Narcissists have very shallow relationships in which people are interchangeable. The Recovery Expert
Interchangeable people, like pawns on a chess board, are there to serve the King or Queen. In the case of divorce where children are involved, it is virtually impossible for a narcissist to put the needs of the children first. Parental alienation may occur.
PsychCentral posts that: “Parental Alienation Syndrome (PAS) is the unhealthy coalition between a narcissistic parent and his or her children against the targeted, non-narcissistic, non-abusive parent. The innocent or targeted parent receives hostility and rejection from his or her children in this system. The psychological health of the children is used as arsenal in the narcissist’s twisted world.”
In order for a *narcissistic parent to abuse their children, there has to be either another parent present who is willing to enable the abuser and/or assist in the abuse (whether actively or passively), or the other parent has to be unavailable or rendered nearly powerless, as in the case of divorce.
We know that many of the parents who alienate their children from the other parent usually have many signs of a cluster B personality disorder, especially narcissistic personality disorder. They may also exhibit symptoms of anti-social personality disorder and borderline personality disorder, but in general, it is safe to say that narcissism is key.
In worse case scenario, the narcissistic parent may retaliate against the other parent during a divorce by kidnapping or injuring the child, something that sounds like a tabloid headline, but sadly does happen in real life.
It’s Easier To Project The Hate and Rage
“When a narcissistic parent experiences a great loss, such as a divorce, they do not feel normal grief like a typical person; rather, they experience a narcissistic wound to their fragile ego, which is manifested as anger and rejection of the other parent. The narcissist “splits” and makes the other parent all bad. When parental alienation occurs, it is because the narcissistic parent has implied to the child that the other parent is the “bad” parent and is the one causing the child’s pain. The child internalizes the narcissistic parent’s anger and resentment toward the other parent and also rejects the other parent.” The Recovery Expert
The sad fact that must be realized is that without expert therapy, the child or adult victim of an alienating parent may never be able to see how they were manipulated.

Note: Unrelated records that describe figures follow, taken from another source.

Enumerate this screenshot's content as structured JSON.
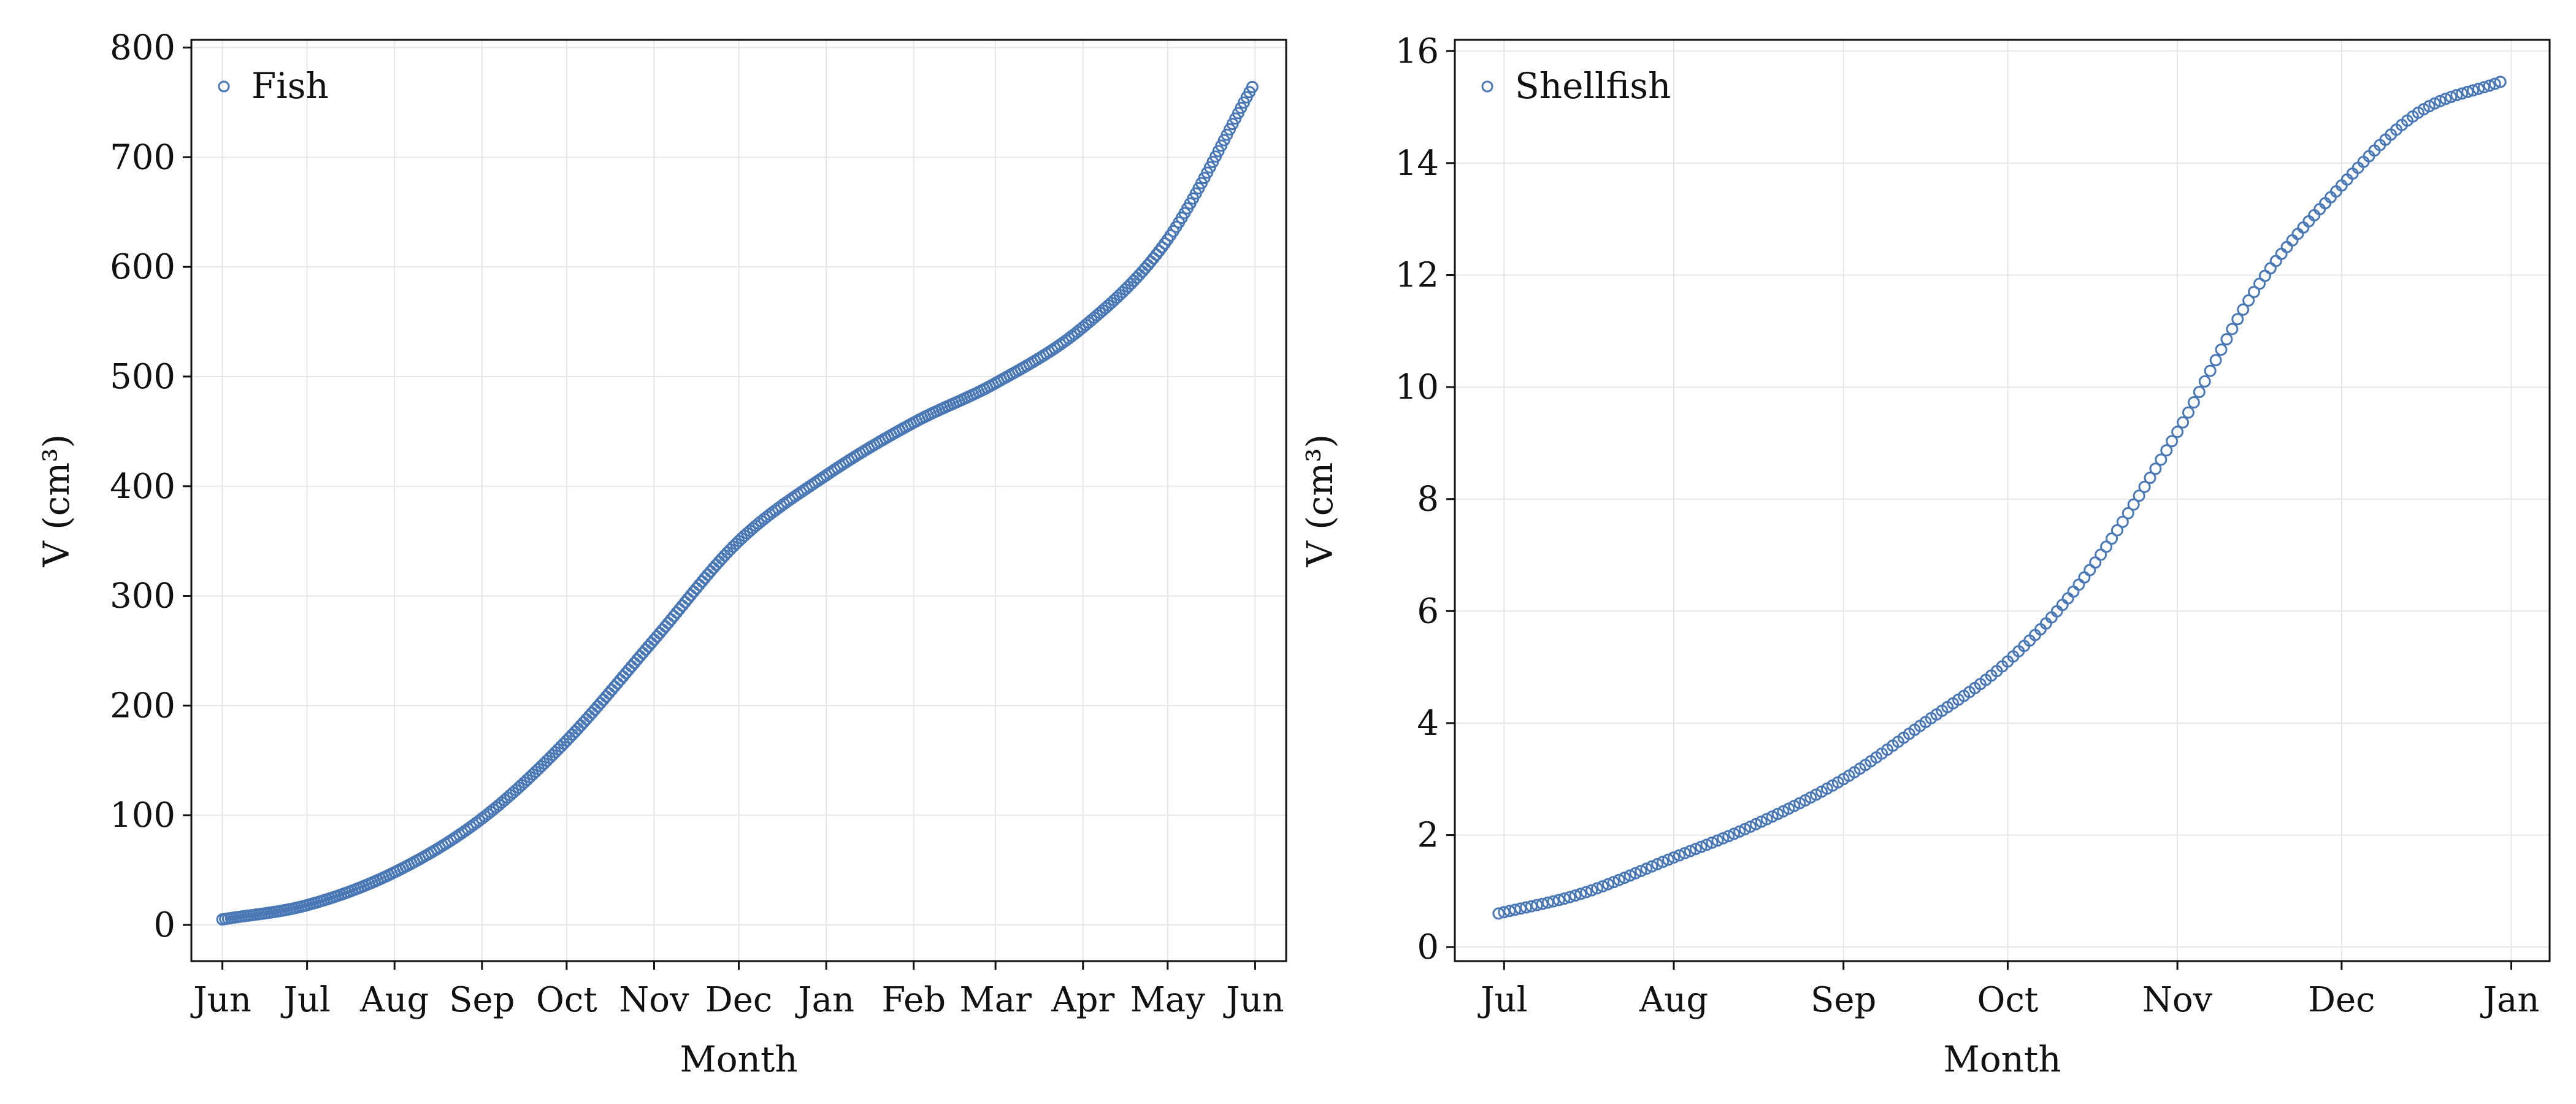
{
  "chart_data": [
    {
      "type": "scatter",
      "legend": {
        "label": "Fish",
        "placement": "top-left"
      },
      "xlabel": "Month",
      "ylabel": "V (cm³)",
      "x_ticks": [
        "Jun",
        "Jul",
        "Aug",
        "Sep",
        "Oct",
        "Nov",
        "Dec",
        "Jan",
        "Feb",
        "Mar",
        "Apr",
        "May",
        "Jun"
      ],
      "x_tick_dates": [
        "2023-06-01",
        "2023-07-01",
        "2023-08-01",
        "2023-09-01",
        "2023-10-01",
        "2023-11-01",
        "2023-12-01",
        "2024-01-01",
        "2024-02-01",
        "2024-03-01",
        "2024-04-01",
        "2024-05-01",
        "2024-06-01"
      ],
      "xlim": [
        "2023-05-21",
        "2024-06-12"
      ],
      "y_ticks": [
        0,
        100,
        200,
        300,
        400,
        500,
        600,
        700,
        800
      ],
      "ylim": [
        -33,
        807
      ],
      "grid": true,
      "marker": {
        "style": "open-circle",
        "color": "#4a78b5"
      },
      "points_every_days": 1,
      "series": [
        {
          "x_start": "2023-06-01",
          "x_end": "2024-05-31",
          "interpolation": "monotone",
          "anchors": [
            {
              "date": "2023-06-01",
              "y": 5
            },
            {
              "date": "2023-07-01",
              "y": 18
            },
            {
              "date": "2023-08-01",
              "y": 48
            },
            {
              "date": "2023-09-01",
              "y": 97
            },
            {
              "date": "2023-10-01",
              "y": 168
            },
            {
              "date": "2023-11-01",
              "y": 260
            },
            {
              "date": "2023-12-01",
              "y": 350
            },
            {
              "date": "2024-01-01",
              "y": 410
            },
            {
              "date": "2024-02-01",
              "y": 458
            },
            {
              "date": "2024-03-01",
              "y": 494
            },
            {
              "date": "2024-04-01",
              "y": 545
            },
            {
              "date": "2024-05-01",
              "y": 625
            },
            {
              "date": "2024-05-31",
              "y": 764
            }
          ]
        }
      ]
    },
    {
      "type": "scatter",
      "legend": {
        "label": "Shellfish",
        "placement": "top-left"
      },
      "xlabel": "Month",
      "ylabel": "V (cm³)",
      "x_ticks": [
        "Jul",
        "Aug",
        "Sep",
        "Oct",
        "Nov",
        "Dec",
        "Jan"
      ],
      "x_tick_dates": [
        "2023-07-01",
        "2023-08-01",
        "2023-09-01",
        "2023-10-01",
        "2023-11-01",
        "2023-12-01",
        "2024-01-01"
      ],
      "xlim": [
        "2023-06-22",
        "2024-01-08"
      ],
      "y_ticks": [
        0,
        2,
        4,
        6,
        8,
        10,
        12,
        14,
        16
      ],
      "ylim": [
        -0.25,
        16.2
      ],
      "grid": true,
      "marker": {
        "style": "open-circle",
        "color": "#4a78b5"
      },
      "points_every_days": 1,
      "series": [
        {
          "x_start": "2023-06-30",
          "x_end": "2023-12-30",
          "interpolation": "monotone",
          "anchors": [
            {
              "date": "2023-06-30",
              "y": 0.6
            },
            {
              "date": "2023-07-15",
              "y": 0.95
            },
            {
              "date": "2023-08-01",
              "y": 1.6
            },
            {
              "date": "2023-08-15",
              "y": 2.15
            },
            {
              "date": "2023-09-01",
              "y": 3.0
            },
            {
              "date": "2023-09-15",
              "y": 3.95
            },
            {
              "date": "2023-10-01",
              "y": 5.1
            },
            {
              "date": "2023-10-15",
              "y": 6.6
            },
            {
              "date": "2023-11-01",
              "y": 9.2
            },
            {
              "date": "2023-11-15",
              "y": 11.7
            },
            {
              "date": "2023-12-01",
              "y": 13.6
            },
            {
              "date": "2023-12-15",
              "y": 14.9
            },
            {
              "date": "2023-12-30",
              "y": 15.45
            }
          ]
        }
      ]
    }
  ]
}
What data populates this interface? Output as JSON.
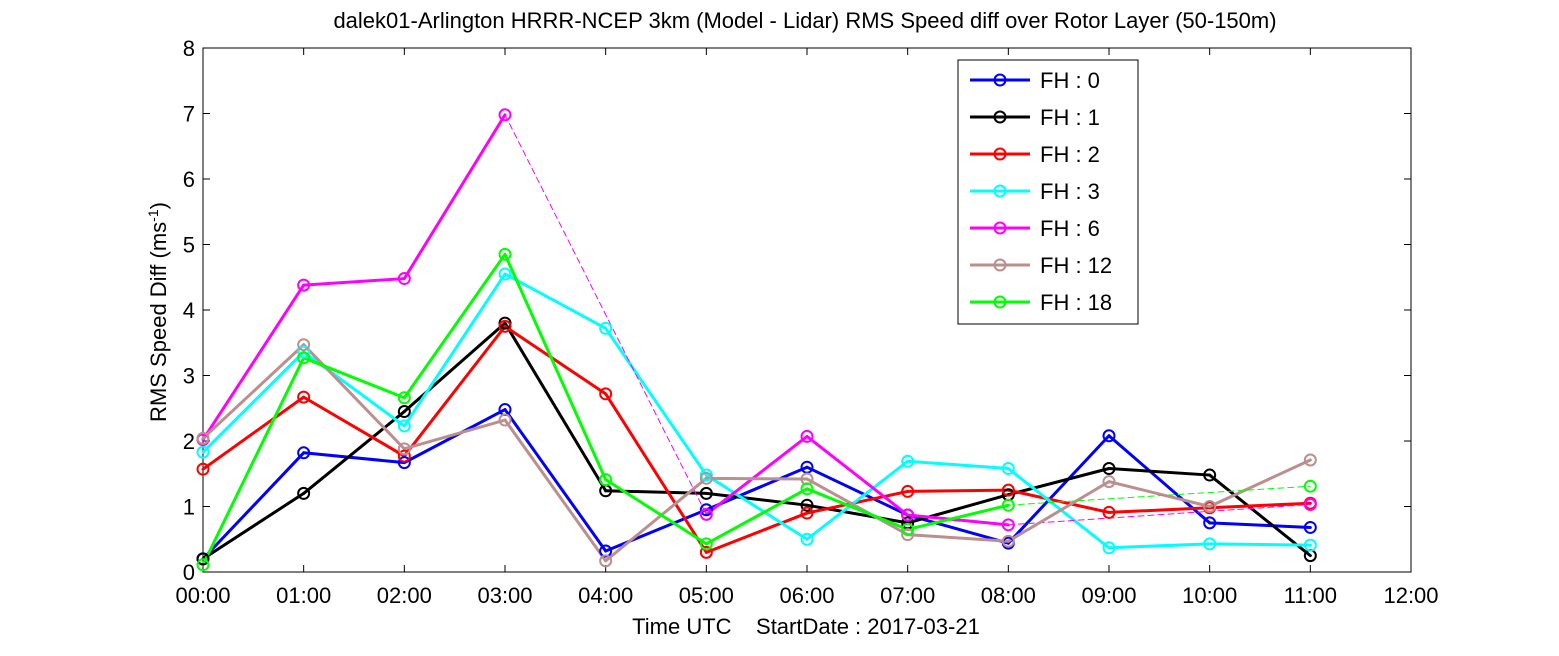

It’s a bit like children raised by bigots–it doesn’t seem possible that another worldview is correct and that the hated group could possibly have any redeeming qualities.
Weaponizing The Kids
But of course hating a parent is far worse. A child has been denied a vital relationship and has been taught to join with the alienating parent in projecting everything negative in life onto the alienated parent. It’s a “safe” outlet in some ways because in many cases the relationship is so impaired that the child may not see much if anything of the alienated parent, for any number of reasons. When this happens, no other information ever arises to contradict this black and white thinking.
Today, fortunately things are changing. But in the past, courts all too often believed the accuser, rightly wanting to protect children from abuse, but not realizing that they were being used as pawns.
If the alienating parent is questioned, they might choose other tactics than overtly accusing the alienated parent in a courtroom setting. For example, there’s a case where an alienating parent called the police several times while the children were visiting the other parent, reporting that she believed children were being kidnapped or abused. After walking in on normal visitations, trips to zoos, and the like, and being told that a divorce was in progress, the police commiserated with the alienated parent and left. In this case, eventually, the alienating parent abducted the children to another region of the country, and after many years of searching, was found. Unfortunately, this, like so many other cases is ongoing, outcome to be determined.
In another case, two parents with NPD went through a divorce, each fighting for their right to be relieved of parental custody!
While it’s heartbreaking to hear of children like this, the “normative” cases of parental alienation are those in which a parent with NPD “brainwashes” the children to fear and/or despise the other parent. Finally, due to the groundbreaking work by researchers, advocates, mental health professionals and others, there is more opportunity than ever before for everyone involved, including adults who were as children the victim of a narcissistic parent who alienated them from their other parent.